One of the big problems with data migration projects is that, to the outside sponsor, they appear very much like a black box.
You may be told that lots of activities and hustle are taking place, but there isn’t a great deal to show for it until the final make-or-break migration execution when the data finally moves across to the target environment.
The problem is made worse to an extent by the fact that, as data migration practitioners, we openly demand that data migration initiatives are delivered as a separate team, budget and working environment. This often cuts us off slightly from the main system implementation project.
Sponsors need to see tangible results, particularly on large-scale migrations that can take many months or even years. They need to report to their peers and seniors about the state of the migration and how it will (or won’t) be dovetailing into the target implementation.
So how can you show progress when you can’t physically migrate the data until the final go-live migration date?
One way is to change the actual strategy of your migration and opt for a more agile, iterative approach. Instead of migrating data across in one single 365-day drop, create multiple drops of, say, 90 days where you are moving tangible portions of data. This could be by region, data subject area, customer type – anything that is relevant to the migration. Another tactic I’ve used in the past is to just migrate the "backbone of the data," the primary and foreign keys, for example.
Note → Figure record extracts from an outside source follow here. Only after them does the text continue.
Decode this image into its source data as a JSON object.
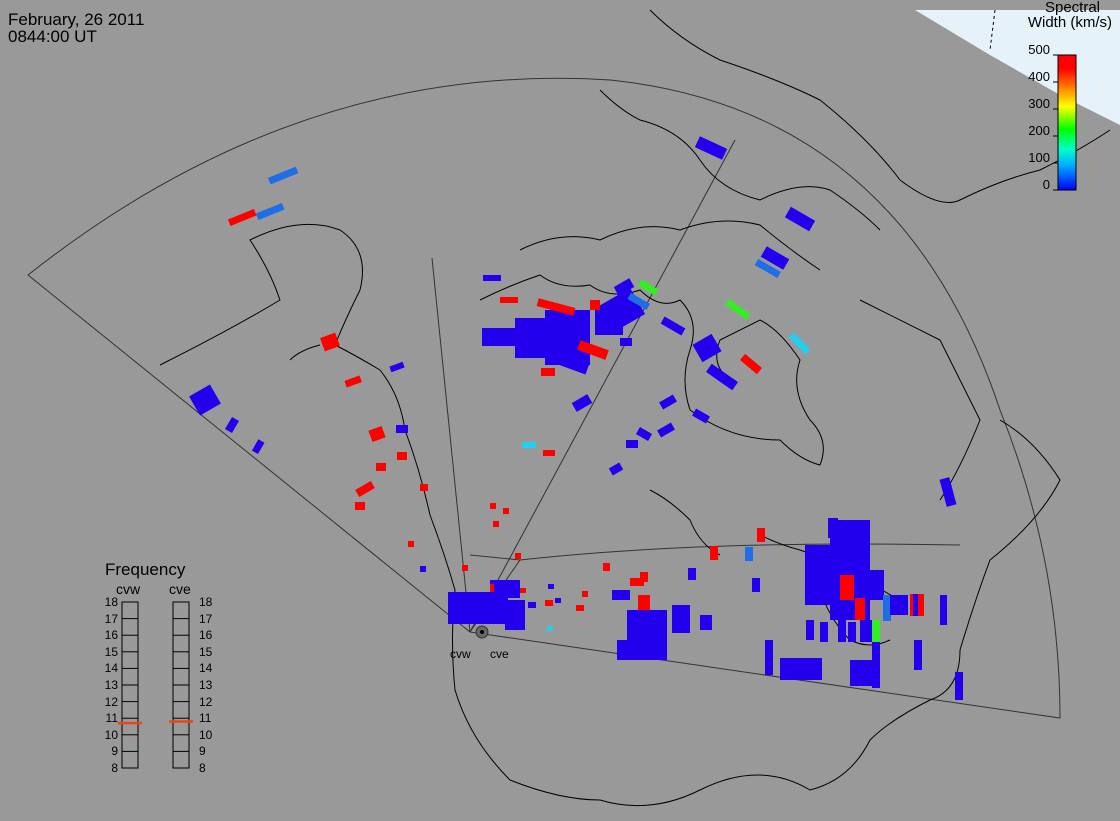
{
  "header": {
    "date": "February, 26 2011",
    "time": "0844:00 UT"
  },
  "colorbar": {
    "title_line1": "Spectral",
    "title_line2": "Width (km/s)",
    "ticks": [
      "500",
      "400",
      "300",
      "200",
      "100",
      "0"
    ],
    "range": [
      0,
      500
    ],
    "colors": [
      "#0000ff",
      "#00aaff",
      "#00ffcc",
      "#00ff00",
      "#ffff00",
      "#ff8800",
      "#ff0000"
    ]
  },
  "frequency_panel": {
    "title": "Frequency",
    "radars": [
      "cvw",
      "cve"
    ],
    "ticks": [
      "18",
      "17",
      "16",
      "15",
      "14",
      "13",
      "12",
      "11",
      "10",
      "9",
      "8"
    ],
    "range_mhz": [
      8,
      18
    ],
    "cvw_value_mhz": 10.7,
    "cve_value_mhz": 10.8
  },
  "stations": [
    "cvw",
    "cve"
  ],
  "colors": {
    "background": "#999999",
    "low_width": "#2200ee",
    "mid_low": "#1e6ee8",
    "cyan": "#22cfee",
    "green": "#33ee22",
    "high_width": "#ff0000",
    "polar_cap": "#e6f2fa",
    "freq_marker": "#ee4411"
  }
}
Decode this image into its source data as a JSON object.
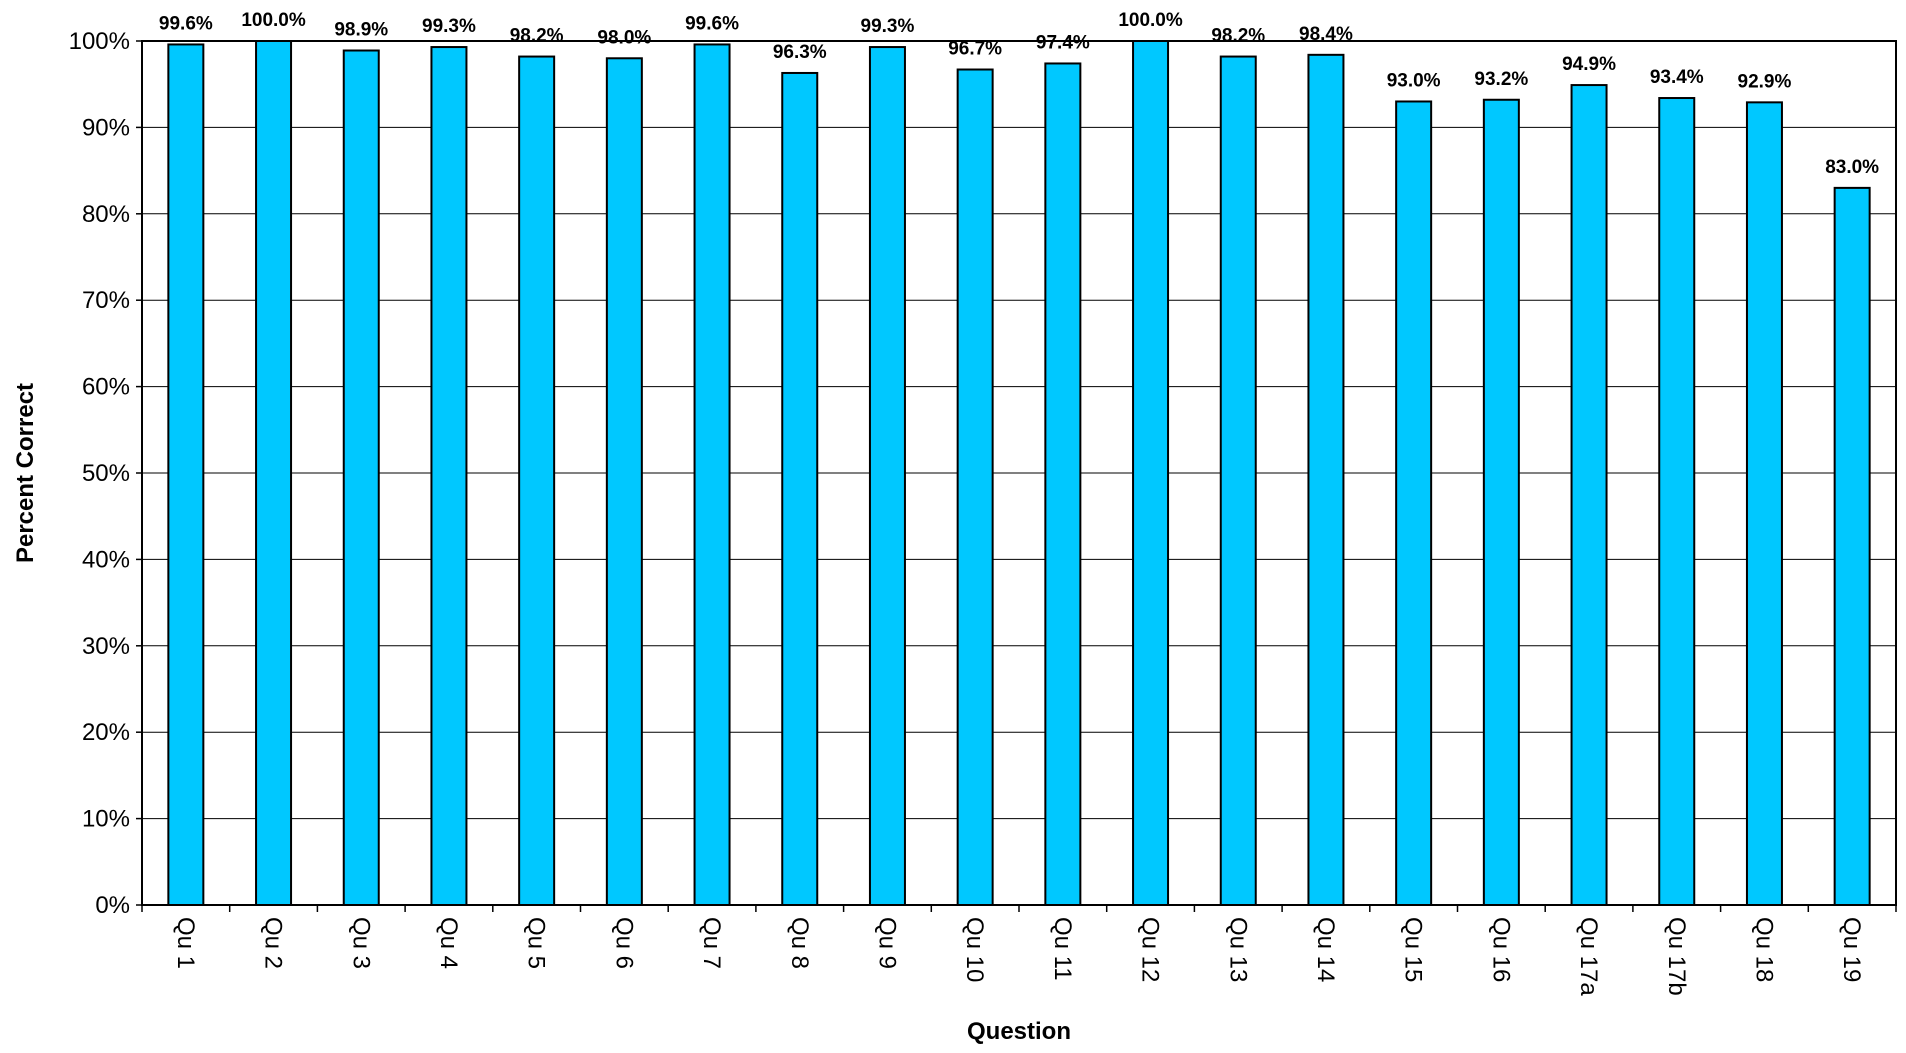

The reason for this is that if you hit problems with these, then you find out much earlier in the lifecycle.
In past migrations I have migrated these limited datasets early to test target functionality and iron out any transformation or load issues.
Another way to show demonstrable results is through data quality improvement and, in particular, data visualisation of progress.
In one project we first discovered the data quality rules, measured the data for defects and then colour coded all the hotspots on a huge tile chart, which was split by different dimensions (e.g. data quality dimension, business unit, customer type, etc.). We had a large monitor in the migration "command center" and gave sponsors access via a dashboard, too. They were able to see the progress over time as each tile switched from red to green.
You can use the same process for completing mappings, subject areas or any set of activities that gradually get whittled away during the migration.
In short, you can never communicate too much progress on your migration, and your sponsors will be eternally grateful as their anxiety levels come down. What’s more, you’ll create a more structured and successful project.